Demons in the Aether, a three-day workshop at the Phoenix Halle HMKV exhibition venue in Dortmund as part of the Waves festival. The workshop was run by Berlin-based artist and programmer Martin Howse and was a practical investigation into our electromagnetic environment. The main aspects of the workshop focussed on circuit building of mini amplifiers that converted the EM signal into sound. The Demons (workshop participants) started off with a 'theory' morning where Martin took us through the basics of EM experimentations, history and diversifications into his own interests and work, this being naturally contextualised by the exhibition in the adjoining hall. Our initial circuits were very basic but very effective, with a linear and easy to assemble design consisting of a limited number of resistors, capacitors and a simple wire antennae. This enabled a plethora of 'noise' to be recorded, the basement of the building proving to be the most harmonic and devoid of the 'radio fog' that dominated the majority of the environment due to the local transmitter towers adjacent to the venue.

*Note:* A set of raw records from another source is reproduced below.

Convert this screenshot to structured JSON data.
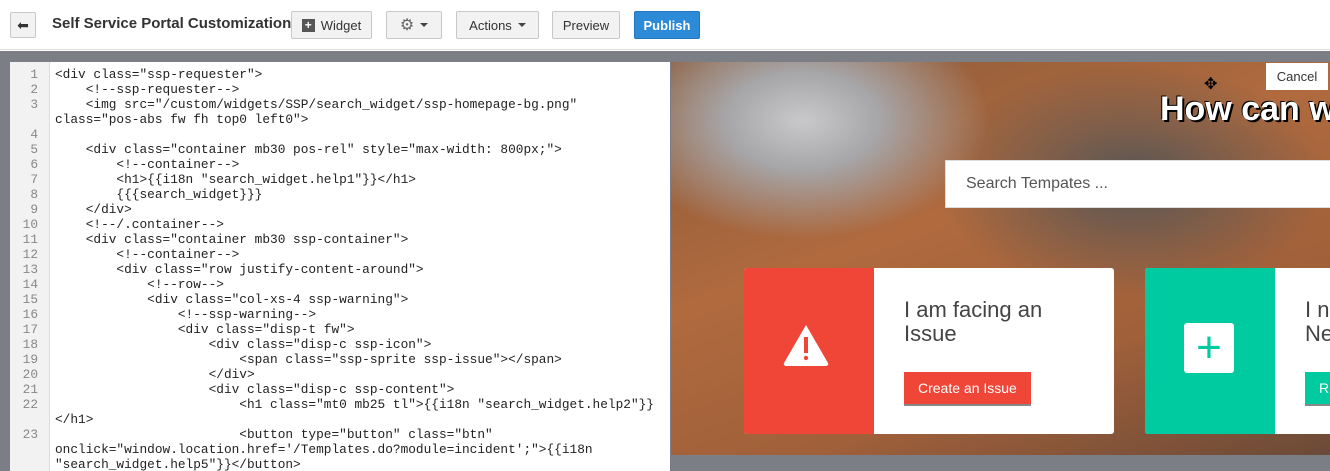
{
  "toolbar": {
    "title": "Self Service Portal Customization",
    "widget": "Widget",
    "actions": "Actions",
    "preview": "Preview",
    "publish": "Publish"
  },
  "editor": {
    "lines": [
      {
        "n": "1",
        "t": "<div class=\"ssp-requester\">"
      },
      {
        "n": "2",
        "t": "    <!--ssp-requester-->"
      },
      {
        "n": "3",
        "t": "    <img src=\"/custom/widgets/SSP/search_widget/ssp-homepage-bg.png\""
      },
      {
        "n": "",
        "t": "class=\"pos-abs fw fh top0 left0\">"
      },
      {
        "n": "4",
        "t": ""
      },
      {
        "n": "5",
        "t": "    <div class=\"container mb30 pos-rel\" style=\"max-width: 800px;\">"
      },
      {
        "n": "6",
        "t": "        <!--container-->"
      },
      {
        "n": "7",
        "t": "        <h1>{{i18n \"search_widget.help1\"}}</h1>"
      },
      {
        "n": "8",
        "t": "        {{{search_widget}}}"
      },
      {
        "n": "9",
        "t": "    </div>"
      },
      {
        "n": "10",
        "t": "    <!--/.container-->"
      },
      {
        "n": "11",
        "t": "    <div class=\"container mb30 ssp-container\">"
      },
      {
        "n": "12",
        "t": "        <!--container-->"
      },
      {
        "n": "13",
        "t": "        <div class=\"row justify-content-around\">"
      },
      {
        "n": "14",
        "t": "            <!--row-->"
      },
      {
        "n": "15",
        "t": "            <div class=\"col-xs-4 ssp-warning\">"
      },
      {
        "n": "16",
        "t": "                <!--ssp-warning-->"
      },
      {
        "n": "17",
        "t": "                <div class=\"disp-t fw\">"
      },
      {
        "n": "18",
        "t": "                    <div class=\"disp-c ssp-icon\">"
      },
      {
        "n": "19",
        "t": "                        <span class=\"ssp-sprite ssp-issue\"></span>"
      },
      {
        "n": "20",
        "t": "                    </div>"
      },
      {
        "n": "21",
        "t": "                    <div class=\"disp-c ssp-content\">"
      },
      {
        "n": "22",
        "t": "                        <h1 class=\"mt0 mb25 tl\">{{i18n \"search_widget.help2\"}}"
      },
      {
        "n": "",
        "t": "</h1>"
      },
      {
        "n": "23",
        "t": "                        <button type=\"button\" class=\"btn\""
      },
      {
        "n": "",
        "t": "onclick=\"window.location.href='/Templates.do?module=incident';\">{{i18n"
      },
      {
        "n": "",
        "t": "\"search_widget.help5\"}}</button>"
      }
    ]
  },
  "preview": {
    "cancel": "Cancel",
    "heading": "How can we",
    "search_placeholder": "Search Tempates ...",
    "card1": {
      "title": "I am facing an\nIssue",
      "button": "Create an Issue",
      "color": "#f04638"
    },
    "card2": {
      "title": "I n\nNe",
      "button": "R",
      "color": "#00cba0"
    }
  }
}
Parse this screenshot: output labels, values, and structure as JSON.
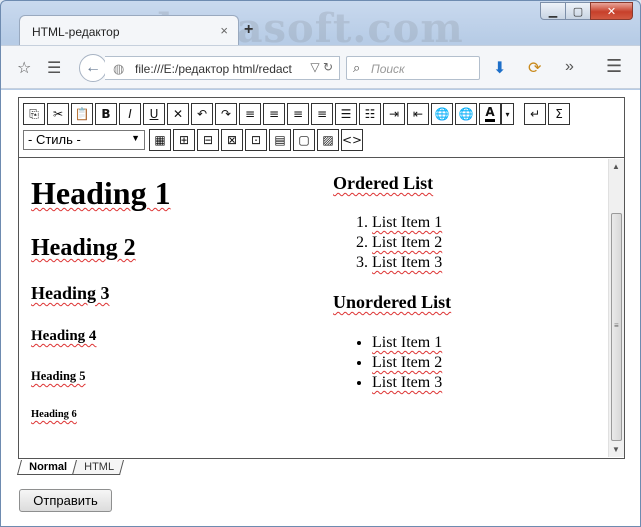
{
  "watermark": "sharasoft.com",
  "browser": {
    "tab_title": "HTML-редактор",
    "tab_close": "×",
    "new_tab": "+",
    "url": "file:///E:/редактор html/redact",
    "search_placeholder": "Поиск"
  },
  "toolbar": {
    "style_select": "- Стиль -",
    "row1": [
      {
        "name": "copy-button",
        "glyph": "⎘"
      },
      {
        "name": "cut-button",
        "glyph": "✂"
      },
      {
        "name": "paste-button",
        "glyph": "📋"
      },
      {
        "name": "bold-button",
        "glyph": "B"
      },
      {
        "name": "italic-button",
        "glyph": "I"
      },
      {
        "name": "underline-button",
        "glyph": "U"
      },
      {
        "name": "remove-format-button",
        "glyph": "✕"
      },
      {
        "name": "undo-button",
        "glyph": "↶"
      },
      {
        "name": "redo-button",
        "glyph": "↷"
      },
      {
        "name": "align-left-button",
        "glyph": "≡"
      },
      {
        "name": "align-center-button",
        "glyph": "≡"
      },
      {
        "name": "align-right-button",
        "glyph": "≡"
      },
      {
        "name": "align-justify-button",
        "glyph": "≡"
      },
      {
        "name": "unordered-list-button",
        "glyph": "☰"
      },
      {
        "name": "ordered-list-button",
        "glyph": "☷"
      },
      {
        "name": "indent-button",
        "glyph": "⇥"
      },
      {
        "name": "outdent-button",
        "glyph": "⇤"
      },
      {
        "name": "insert-link-button",
        "glyph": "🌐"
      },
      {
        "name": "remove-link-button",
        "glyph": "🌐"
      },
      {
        "name": "text-color-button",
        "glyph": "A"
      },
      {
        "name": "text-color-dropdown",
        "glyph": "▾"
      },
      {
        "name": "line-break-button",
        "glyph": "↵"
      },
      {
        "name": "special-chars-button",
        "glyph": "Σ"
      }
    ],
    "row2": [
      {
        "name": "insert-table-button",
        "glyph": "▦"
      },
      {
        "name": "insert-row-button",
        "glyph": "⊞"
      },
      {
        "name": "insert-column-button",
        "glyph": "⊟"
      },
      {
        "name": "delete-row-button",
        "glyph": "⊠"
      },
      {
        "name": "delete-column-button",
        "glyph": "⊡"
      },
      {
        "name": "insert-form-button",
        "glyph": "▤"
      },
      {
        "name": "insert-box-button",
        "glyph": "▢"
      },
      {
        "name": "insert-image-button",
        "glyph": "▨"
      },
      {
        "name": "source-code-button",
        "glyph": "<>"
      }
    ]
  },
  "document": {
    "headings": [
      "Heading 1",
      "Heading 2",
      "Heading 3",
      "Heading 4",
      "Heading 5",
      "Heading 6"
    ],
    "ordered_title": "Ordered List",
    "ordered_items": [
      "List Item 1",
      "List Item 2",
      "List Item 3"
    ],
    "unordered_title": "Unordered List",
    "unordered_items": [
      "List Item 1",
      "List Item 2",
      "List Item 3"
    ]
  },
  "modes": [
    "Normal",
    "HTML"
  ],
  "submit_label": "Отправить",
  "colors": {
    "window_frame": "#b7cce6",
    "spellcheck": "#dd3333",
    "close_button": "#c7402b"
  }
}
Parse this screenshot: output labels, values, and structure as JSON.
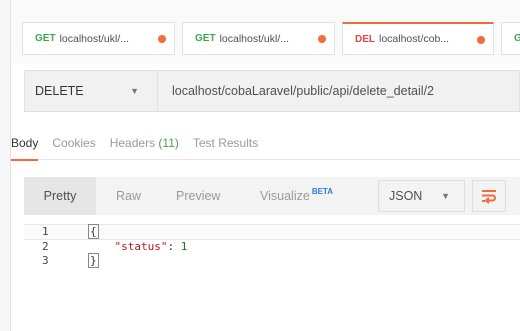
{
  "tabs": [
    {
      "method": "GET",
      "url": "localhost/ukl/...",
      "active": false
    },
    {
      "method": "GET",
      "url": "localhost/ukl/...",
      "active": false
    },
    {
      "method": "DEL",
      "url": "localhost/cob...",
      "active": true
    },
    {
      "method": "G",
      "url": "",
      "active": false
    }
  ],
  "request": {
    "method": "DELETE",
    "url": "localhost/cobaLaravel/public/api/delete_detail/2"
  },
  "response_tabs": {
    "body": "Body",
    "cookies": "Cookies",
    "headers_label": "Headers",
    "headers_count": "(11)",
    "test_results": "Test Results"
  },
  "view_modes": {
    "pretty": "Pretty",
    "raw": "Raw",
    "preview": "Preview",
    "visualize": "Visualize",
    "visualize_badge": "BETA"
  },
  "format": "JSON",
  "code": {
    "line_numbers": [
      "1",
      "2",
      "3"
    ],
    "open_brace": "{",
    "indent": "    ",
    "key": "\"status\"",
    "sep": ": ",
    "value": "1",
    "close_brace": "}"
  },
  "colors": {
    "accent": "#f26b3a",
    "get": "#3fa64a",
    "delete": "#e0474c",
    "beta": "#2a7fdd"
  }
}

Day two focussed on the building of a second circuit that was slightly more complex in nature, the added components limiting the Em energy received to a lower frequency. The day also saw the development of varying antennae, which according to their construction offered yet another rich layer of sounds. Martin also made a recording using two iron stakes that had been placed in the ground by construction workers. The stakes were approximately six metres apart to which he connected each side of his receiver to, in effect using the space between the stakes and the ground as an antennae. This technique is used in ELF transmission where the power antennae needed to produce wavelengths of under 100Hz are so huge that the earth itself is used as an antennae. Martin's recording however, provided an insight into the rich variations of electric sound that one could find, and along with the endemic 50Hz mainline hum, there were high-pitched microwave whisperings and cracklings of distant thunderstorms.

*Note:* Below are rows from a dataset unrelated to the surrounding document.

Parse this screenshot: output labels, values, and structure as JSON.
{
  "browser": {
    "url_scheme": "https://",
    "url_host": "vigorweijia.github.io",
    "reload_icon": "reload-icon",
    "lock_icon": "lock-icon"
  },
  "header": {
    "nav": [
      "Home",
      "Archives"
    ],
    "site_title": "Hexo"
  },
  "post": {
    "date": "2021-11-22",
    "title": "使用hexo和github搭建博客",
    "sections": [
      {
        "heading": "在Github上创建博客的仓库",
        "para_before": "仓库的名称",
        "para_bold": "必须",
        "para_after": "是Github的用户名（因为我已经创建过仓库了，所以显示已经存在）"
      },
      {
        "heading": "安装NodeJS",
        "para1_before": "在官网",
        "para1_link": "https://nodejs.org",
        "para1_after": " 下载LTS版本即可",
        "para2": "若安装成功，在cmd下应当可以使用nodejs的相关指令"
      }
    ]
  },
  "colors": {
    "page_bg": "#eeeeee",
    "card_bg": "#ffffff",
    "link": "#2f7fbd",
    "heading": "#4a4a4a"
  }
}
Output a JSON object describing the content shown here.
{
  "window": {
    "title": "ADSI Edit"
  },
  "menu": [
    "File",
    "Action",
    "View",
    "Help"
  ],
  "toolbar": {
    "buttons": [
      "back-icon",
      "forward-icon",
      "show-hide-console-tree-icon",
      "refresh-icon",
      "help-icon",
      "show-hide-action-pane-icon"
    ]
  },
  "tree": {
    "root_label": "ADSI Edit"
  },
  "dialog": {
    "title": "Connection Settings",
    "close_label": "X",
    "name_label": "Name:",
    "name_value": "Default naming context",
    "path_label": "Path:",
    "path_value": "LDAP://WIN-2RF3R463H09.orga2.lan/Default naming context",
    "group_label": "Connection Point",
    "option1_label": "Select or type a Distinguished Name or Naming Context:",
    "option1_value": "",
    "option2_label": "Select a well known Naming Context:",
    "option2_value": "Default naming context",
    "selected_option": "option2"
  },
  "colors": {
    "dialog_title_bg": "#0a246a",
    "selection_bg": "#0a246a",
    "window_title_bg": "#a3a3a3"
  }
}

Day three of the workshop saw the development of antennae and the building of EM emmittors (image above). These were quite complex circuits and had a variable switch allowing the frequencies to be increased. We guessed by the number of oscillations that the lowest frequency must have been around 30Hz and the field surrounding this small device appeared to stretch to around one to two metres. Some of us were convinced that whilst standing in this field that we started to feel strange. I felt that my arm was oscillating like I had an electric charge running through my limb, much like when I was a child and had put my fingers round a half inserted plug to see what happened. A plant had been placed in the centre of an emmitting field, but we did not have enough time to expose it sufficiently to see if it had retained any charge. This would have been interesting particularly with the suggestion that water appears to have the potential to retain frequency; earlier experiments of mine in the local botanical gardens around cacti seemed to suggest that there was a higher proportion of microwave 'noise' around these species. Thus the apparent 'screaming' of cacti could perhaps be due to the fact that they contain high proportions of water that is stored as reservoirs within the walls of the plant flesh.

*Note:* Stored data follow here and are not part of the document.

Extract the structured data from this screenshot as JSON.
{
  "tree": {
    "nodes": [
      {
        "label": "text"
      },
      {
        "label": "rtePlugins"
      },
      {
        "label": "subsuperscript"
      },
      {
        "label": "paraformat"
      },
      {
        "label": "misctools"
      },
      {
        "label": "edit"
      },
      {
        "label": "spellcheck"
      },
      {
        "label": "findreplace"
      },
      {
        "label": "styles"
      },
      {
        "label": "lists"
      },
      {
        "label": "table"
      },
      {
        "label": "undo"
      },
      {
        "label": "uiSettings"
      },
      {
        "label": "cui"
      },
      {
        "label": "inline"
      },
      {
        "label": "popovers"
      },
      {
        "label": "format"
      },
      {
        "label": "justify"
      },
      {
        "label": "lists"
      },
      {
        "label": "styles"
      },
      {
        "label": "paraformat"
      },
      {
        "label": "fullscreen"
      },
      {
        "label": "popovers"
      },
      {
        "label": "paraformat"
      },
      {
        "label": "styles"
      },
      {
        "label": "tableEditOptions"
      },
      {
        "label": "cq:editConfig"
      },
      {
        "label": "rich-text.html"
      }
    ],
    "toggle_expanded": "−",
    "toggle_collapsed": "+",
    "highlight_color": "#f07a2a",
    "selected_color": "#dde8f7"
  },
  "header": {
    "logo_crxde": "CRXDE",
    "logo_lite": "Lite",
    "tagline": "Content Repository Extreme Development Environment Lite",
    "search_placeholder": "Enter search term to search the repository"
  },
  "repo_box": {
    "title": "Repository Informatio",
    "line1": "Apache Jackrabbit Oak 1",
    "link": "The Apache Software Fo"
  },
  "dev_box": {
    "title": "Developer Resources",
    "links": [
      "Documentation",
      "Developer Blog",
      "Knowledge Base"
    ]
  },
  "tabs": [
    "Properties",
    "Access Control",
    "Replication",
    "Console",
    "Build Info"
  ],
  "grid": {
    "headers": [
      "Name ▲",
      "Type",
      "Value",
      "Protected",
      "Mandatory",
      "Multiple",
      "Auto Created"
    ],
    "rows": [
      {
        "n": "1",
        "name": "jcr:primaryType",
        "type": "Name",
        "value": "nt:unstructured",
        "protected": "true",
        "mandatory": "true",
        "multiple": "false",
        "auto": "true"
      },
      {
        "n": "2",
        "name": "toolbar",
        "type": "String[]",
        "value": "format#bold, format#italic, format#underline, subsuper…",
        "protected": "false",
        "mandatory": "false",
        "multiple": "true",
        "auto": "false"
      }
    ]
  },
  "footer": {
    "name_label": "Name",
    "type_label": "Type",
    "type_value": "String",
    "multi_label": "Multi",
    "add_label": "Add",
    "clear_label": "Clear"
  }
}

Towards the end of the day last minute recordings were made, and antennae tested. I took my 'electric chair' out for a walk, which was a stool wrapped with around 60 metres of copper wire. This amount of hardware hardly covered half a leg of the object, therefore to cover the whole of the stool would have required in excess of half a kilometer of wire. The sound however was a rich and strong input of low level frequency, for which there is already a downloadable sample in the audio section. Although the powers that be of the institution had insisted that I return the chair to its former glory of non-communication object, I took away with me some fresh ideas of methodological approaches that could be interwoven into my main research project. The notion of the reductionist testing of the medieval witch hunters became apparent to me, whereby the 'witch' was strapped to a chair and ducked into the water; if she survived she was burnt, and if she was drowned she was exonerated by God. This systematic reductionism, and how I, as the 'witch hunter'/ female/ scientist/specialist/ methodological hacker could utilise this electric chair object in my investigations of the ghost ship Saucy, started to make sense as a dipping/testing/electromagnetic antennae chair to aid a construction of a truth about nature.

Martin Howse will be presenting another workshop 2nd - 5th July in Berlin as part of. Tuned City. Tuned City - Between sound and space speculation is an exhibition and conference project planned for July 01.-05. 2008 in Berlin which proposes a new evaluation of architectural spaces from the perspective of the acoustic.